Lebih dari 4 tahun, Qualcomm hasilkan Rp 118 triliun dari Samsung

Techno.id - Seperti diketahui, Galaxy S6, smartphone terbaru Samsung tidak lagi menggunakan prosesor dari Qualcomm seperti seri-seri sebelumnya. Ya, Samsung memang memutuskan untuk menggunakan prosesor buatan mereka sendiri yakni Exynos.

Qualcomm tentunya sangat 'kehilangan' dengan keputusan Samsung ini. Terlebih perusahaan penyedia prosesor untuk beberapa produk smartphone dunia tersebut telah menghasilkan triliunan rupiah dari relasi bisnis yang selama ini dijalin dengan perusahaan teknologi asal Korea Selatan tersebut.

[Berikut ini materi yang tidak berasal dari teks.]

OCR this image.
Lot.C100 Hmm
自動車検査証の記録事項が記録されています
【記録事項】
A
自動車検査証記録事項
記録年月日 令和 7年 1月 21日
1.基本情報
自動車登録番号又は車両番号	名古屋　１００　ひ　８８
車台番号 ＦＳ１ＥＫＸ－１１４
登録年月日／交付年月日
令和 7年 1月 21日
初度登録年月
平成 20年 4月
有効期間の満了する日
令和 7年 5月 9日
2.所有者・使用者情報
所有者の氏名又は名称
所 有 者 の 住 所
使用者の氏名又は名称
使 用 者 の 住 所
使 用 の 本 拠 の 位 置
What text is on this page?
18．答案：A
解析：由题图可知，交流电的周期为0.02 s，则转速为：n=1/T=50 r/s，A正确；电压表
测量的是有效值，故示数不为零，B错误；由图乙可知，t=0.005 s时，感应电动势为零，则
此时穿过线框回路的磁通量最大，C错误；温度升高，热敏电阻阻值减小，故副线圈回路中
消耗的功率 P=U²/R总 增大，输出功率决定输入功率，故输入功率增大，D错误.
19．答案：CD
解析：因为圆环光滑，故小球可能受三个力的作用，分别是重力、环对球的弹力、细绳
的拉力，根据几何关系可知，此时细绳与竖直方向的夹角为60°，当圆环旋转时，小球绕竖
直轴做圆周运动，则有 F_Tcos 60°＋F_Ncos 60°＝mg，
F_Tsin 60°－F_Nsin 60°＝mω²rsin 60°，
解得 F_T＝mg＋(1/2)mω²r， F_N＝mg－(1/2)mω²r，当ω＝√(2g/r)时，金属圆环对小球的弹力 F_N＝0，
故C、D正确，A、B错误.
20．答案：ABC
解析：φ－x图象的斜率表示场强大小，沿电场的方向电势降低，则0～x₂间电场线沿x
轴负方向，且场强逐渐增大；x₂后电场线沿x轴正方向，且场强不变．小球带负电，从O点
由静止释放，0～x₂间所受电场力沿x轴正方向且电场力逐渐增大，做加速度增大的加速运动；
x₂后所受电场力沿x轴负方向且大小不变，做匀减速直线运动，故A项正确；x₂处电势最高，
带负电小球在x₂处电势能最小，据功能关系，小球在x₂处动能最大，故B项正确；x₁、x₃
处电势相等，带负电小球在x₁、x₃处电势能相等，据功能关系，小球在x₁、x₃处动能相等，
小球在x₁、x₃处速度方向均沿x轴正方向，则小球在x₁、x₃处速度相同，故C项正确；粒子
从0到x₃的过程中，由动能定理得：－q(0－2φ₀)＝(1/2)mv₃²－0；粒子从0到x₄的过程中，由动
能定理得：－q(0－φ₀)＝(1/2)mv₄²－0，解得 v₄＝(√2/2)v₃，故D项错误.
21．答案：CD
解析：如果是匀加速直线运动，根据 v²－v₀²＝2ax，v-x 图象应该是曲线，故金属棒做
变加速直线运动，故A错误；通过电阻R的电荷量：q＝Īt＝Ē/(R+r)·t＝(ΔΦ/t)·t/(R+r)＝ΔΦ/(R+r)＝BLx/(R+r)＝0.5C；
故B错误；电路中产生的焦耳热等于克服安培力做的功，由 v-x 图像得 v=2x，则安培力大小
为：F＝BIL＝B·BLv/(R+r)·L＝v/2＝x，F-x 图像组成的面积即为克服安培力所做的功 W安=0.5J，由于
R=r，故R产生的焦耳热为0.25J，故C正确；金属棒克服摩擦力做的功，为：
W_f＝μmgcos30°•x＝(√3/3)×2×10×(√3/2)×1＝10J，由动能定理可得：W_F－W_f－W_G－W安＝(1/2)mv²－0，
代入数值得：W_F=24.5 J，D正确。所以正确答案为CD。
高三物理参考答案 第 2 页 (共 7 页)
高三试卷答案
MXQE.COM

Seperti dilaporkan oleh TweakTown (18/4/15), selama lebih dari 4 tahun kerja sama yang dilakukan antara Qualcomm dan Samsung, perusahaan yang berbasis di San Diego, California itu telah menghasilkan Rp 118 triliun. Qualcomm kabarnya memang meminta 2,5 sampai 5 persen dari harga jual setiap handset yang didukung oleh prosesor Snapdragon miliknya.

Meski saat ini, limpahan materi yang biasanya didapat dari Samsung harus terhenti karena seri Galaxy S6 sudah tidak lagi menggunakan prosesor dari Qualcomm. Namun, perusahaan tersebut dikabarkan telah menghasilkan uang sejumlah Rp 385 triliun dari bisnisnya selama ini. Bahkan, disebutkan jika sebagian besar uang yang dihasilkan tersebut adalah dari sektor paten dan lisensi royalti.

Namun, kabar dari The Business Korea menyebutkan bahwa perusahaan tersebut sedang memikirkan kemungkinan untuk memotong royalti paten agar tidak kehilangan pelanggan yang selama ini menggunakan chip prosesor darinya. Bahkan, Qualcomm sedang menyiapkan strategi untuk membagi unit lisensi teknis dari divisi manufaktur chip-nya karena prospek bisnis prosesor-nya mulai meredup.